It looks like CBS (s CBS) will use HTML5 and H.264 to allow iPad viewers that connect to CBS.com to watch its videos, if early test video pages discovered by The Other Mac Blog and examined by MacRumours are any indication of the company’s plans. If successful, the move to HTML5 by CBS could be followed by other broadcasters and premium video sites that wish to get their video content on the iPad without using Adobe (s ADBE) Flash.
Apple’s (s AAPL) iPad doesn’t support Flash, which is used by YouTube (s GOOG), Hulu, TV.com and most other sites for delivering video over the Internet. As a result, video publishers will have to find different ways to deliver videos to the device.
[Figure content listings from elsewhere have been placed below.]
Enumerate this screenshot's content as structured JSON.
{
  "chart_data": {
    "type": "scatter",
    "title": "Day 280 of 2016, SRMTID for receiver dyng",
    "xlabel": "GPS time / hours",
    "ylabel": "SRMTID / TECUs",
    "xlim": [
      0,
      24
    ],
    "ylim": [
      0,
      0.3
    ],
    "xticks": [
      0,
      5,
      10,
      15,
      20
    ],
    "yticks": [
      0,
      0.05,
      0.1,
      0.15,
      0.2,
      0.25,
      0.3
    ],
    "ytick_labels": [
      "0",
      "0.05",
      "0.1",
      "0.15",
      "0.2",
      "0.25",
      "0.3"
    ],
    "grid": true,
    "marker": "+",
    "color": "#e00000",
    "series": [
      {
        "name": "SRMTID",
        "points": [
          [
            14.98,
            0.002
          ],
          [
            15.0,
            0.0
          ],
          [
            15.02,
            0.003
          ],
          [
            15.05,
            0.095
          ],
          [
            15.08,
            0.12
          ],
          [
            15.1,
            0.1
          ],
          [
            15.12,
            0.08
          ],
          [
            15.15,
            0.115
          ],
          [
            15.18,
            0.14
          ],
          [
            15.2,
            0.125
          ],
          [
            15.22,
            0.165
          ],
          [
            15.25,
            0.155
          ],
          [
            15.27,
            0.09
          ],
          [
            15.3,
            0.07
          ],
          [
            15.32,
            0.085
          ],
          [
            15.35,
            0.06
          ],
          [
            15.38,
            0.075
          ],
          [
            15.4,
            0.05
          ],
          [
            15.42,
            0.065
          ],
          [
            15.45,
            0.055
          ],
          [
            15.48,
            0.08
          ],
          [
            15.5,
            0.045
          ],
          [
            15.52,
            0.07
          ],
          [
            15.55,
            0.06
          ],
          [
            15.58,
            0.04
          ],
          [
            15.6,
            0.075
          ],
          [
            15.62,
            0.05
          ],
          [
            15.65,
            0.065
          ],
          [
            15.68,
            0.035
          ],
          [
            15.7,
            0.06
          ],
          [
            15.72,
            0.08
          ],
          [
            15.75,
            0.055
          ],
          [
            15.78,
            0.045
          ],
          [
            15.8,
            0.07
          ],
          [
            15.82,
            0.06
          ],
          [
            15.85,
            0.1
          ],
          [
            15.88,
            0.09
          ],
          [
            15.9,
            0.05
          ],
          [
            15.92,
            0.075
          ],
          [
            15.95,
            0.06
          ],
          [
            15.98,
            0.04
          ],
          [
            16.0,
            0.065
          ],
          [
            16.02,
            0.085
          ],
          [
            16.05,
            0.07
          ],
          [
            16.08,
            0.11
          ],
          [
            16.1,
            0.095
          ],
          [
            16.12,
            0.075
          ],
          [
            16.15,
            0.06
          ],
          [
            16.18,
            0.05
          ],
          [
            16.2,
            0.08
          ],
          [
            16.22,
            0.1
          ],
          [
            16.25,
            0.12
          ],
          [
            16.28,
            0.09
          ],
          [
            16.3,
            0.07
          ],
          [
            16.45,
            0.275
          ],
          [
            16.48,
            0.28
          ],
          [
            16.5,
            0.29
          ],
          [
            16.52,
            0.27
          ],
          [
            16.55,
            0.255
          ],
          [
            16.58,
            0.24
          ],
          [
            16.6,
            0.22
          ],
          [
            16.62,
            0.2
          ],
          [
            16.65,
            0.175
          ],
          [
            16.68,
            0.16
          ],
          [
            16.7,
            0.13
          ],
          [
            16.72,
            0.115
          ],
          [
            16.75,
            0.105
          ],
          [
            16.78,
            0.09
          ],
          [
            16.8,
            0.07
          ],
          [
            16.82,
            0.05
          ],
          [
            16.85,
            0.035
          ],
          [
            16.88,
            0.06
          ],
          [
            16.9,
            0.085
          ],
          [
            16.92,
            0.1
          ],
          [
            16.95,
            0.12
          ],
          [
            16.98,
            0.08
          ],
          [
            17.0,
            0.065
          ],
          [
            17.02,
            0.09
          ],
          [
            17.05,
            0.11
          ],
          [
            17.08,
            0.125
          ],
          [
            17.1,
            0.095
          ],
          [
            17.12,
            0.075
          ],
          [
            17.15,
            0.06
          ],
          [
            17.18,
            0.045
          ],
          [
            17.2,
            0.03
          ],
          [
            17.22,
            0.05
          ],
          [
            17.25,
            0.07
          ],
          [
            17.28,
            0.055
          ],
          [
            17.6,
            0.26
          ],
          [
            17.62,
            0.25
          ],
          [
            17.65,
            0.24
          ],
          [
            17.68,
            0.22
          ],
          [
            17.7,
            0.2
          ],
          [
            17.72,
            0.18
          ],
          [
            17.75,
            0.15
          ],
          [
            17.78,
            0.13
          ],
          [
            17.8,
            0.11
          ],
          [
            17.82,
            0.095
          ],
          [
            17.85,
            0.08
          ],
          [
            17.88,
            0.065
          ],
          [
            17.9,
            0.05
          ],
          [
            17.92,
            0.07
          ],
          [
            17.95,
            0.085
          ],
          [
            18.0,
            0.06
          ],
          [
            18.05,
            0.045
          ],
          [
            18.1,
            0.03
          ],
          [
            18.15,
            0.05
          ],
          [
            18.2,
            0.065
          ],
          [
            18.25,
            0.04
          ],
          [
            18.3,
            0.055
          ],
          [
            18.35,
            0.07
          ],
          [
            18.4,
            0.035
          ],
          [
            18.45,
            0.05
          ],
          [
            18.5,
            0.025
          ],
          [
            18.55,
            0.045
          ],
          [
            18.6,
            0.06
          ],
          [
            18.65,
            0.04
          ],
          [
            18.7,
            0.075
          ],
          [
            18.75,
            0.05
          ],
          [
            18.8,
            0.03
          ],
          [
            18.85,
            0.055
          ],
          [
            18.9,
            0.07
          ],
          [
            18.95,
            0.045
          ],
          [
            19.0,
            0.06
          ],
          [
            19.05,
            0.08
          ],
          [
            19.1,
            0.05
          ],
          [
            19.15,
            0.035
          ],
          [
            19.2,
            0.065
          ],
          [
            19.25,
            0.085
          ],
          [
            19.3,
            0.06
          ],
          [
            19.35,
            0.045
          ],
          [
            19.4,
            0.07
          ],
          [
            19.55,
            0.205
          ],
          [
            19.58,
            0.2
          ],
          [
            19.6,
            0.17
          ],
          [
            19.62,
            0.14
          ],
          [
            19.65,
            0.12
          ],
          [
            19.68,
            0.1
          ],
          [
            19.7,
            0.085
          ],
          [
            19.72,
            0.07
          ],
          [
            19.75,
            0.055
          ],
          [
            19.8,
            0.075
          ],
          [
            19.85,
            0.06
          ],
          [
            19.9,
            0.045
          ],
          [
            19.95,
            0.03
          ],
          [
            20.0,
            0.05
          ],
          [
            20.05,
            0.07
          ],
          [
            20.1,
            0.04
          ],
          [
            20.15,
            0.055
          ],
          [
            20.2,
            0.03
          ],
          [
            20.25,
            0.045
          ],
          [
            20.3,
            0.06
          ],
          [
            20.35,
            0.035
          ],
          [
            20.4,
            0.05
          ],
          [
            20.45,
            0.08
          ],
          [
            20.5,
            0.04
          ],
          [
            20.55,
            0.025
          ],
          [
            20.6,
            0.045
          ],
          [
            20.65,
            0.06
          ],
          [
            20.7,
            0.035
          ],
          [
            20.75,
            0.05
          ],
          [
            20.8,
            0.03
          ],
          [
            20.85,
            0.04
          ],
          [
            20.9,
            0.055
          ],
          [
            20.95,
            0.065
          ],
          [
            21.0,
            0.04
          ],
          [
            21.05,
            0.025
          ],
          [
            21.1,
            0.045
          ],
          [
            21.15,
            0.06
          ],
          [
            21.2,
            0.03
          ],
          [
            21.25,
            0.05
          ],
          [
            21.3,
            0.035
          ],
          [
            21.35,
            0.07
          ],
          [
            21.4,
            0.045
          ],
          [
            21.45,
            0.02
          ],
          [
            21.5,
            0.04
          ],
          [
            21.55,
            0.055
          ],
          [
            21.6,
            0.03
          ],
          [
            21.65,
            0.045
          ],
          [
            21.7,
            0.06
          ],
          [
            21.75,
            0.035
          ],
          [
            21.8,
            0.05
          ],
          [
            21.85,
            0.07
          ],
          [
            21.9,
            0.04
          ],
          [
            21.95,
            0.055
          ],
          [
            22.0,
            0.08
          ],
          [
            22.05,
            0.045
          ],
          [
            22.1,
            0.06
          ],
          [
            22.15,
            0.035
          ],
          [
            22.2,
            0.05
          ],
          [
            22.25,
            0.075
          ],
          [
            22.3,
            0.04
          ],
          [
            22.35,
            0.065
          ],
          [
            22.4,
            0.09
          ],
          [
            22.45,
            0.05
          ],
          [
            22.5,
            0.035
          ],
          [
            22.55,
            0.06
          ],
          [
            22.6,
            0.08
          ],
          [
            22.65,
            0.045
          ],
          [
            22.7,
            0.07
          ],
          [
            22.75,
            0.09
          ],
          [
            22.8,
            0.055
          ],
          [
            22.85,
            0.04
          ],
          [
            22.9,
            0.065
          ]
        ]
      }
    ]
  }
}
We first speculated that many media companies would turn to selling videos through iTunes or creating apps to natively deliver video experiences on the upcoming device, but HTML5 provides another way for them to do so.
The Other Mac Blog uncovered several iPad test videos on CBS.com, which were found to have HTML5 and webkit calls referenced in their CSS files. Furthermore, MacRumors found that if users visit CBS.com using the iPad SDK Simulator, which makes the site think you are using an iPad, they are sent to a different version of a video than would be displayed normally in Flash. The videos, which appears to be ready to be delivered in HTML5, aren’t playable (yet), according to MacRumors, but the implementation shows how at least on publisher may choose to sidestep the lack of Flash video when the device is launched in about a week.
CBS’s expected adoption of HTML5 comes after several companies have thrown their weight behind the new standard for delivering video. Microsoft announced last week that it would support HTML5 video and H.264 encoding in Internet Explorer 9, the next version of its web browser. Meanwhile, YouTube and Vimeo have both launched HTML5 implementations for their web video sites.
The news also comes as H.264 licensing body MPEG LA recently extended its royalty-free license of the video encoding format until 2016. The codec has already become somewhat of an industry standard online video, but the royalty-free license could push even more publishers and technology providers to adopt H.264 as their encoding format of choice.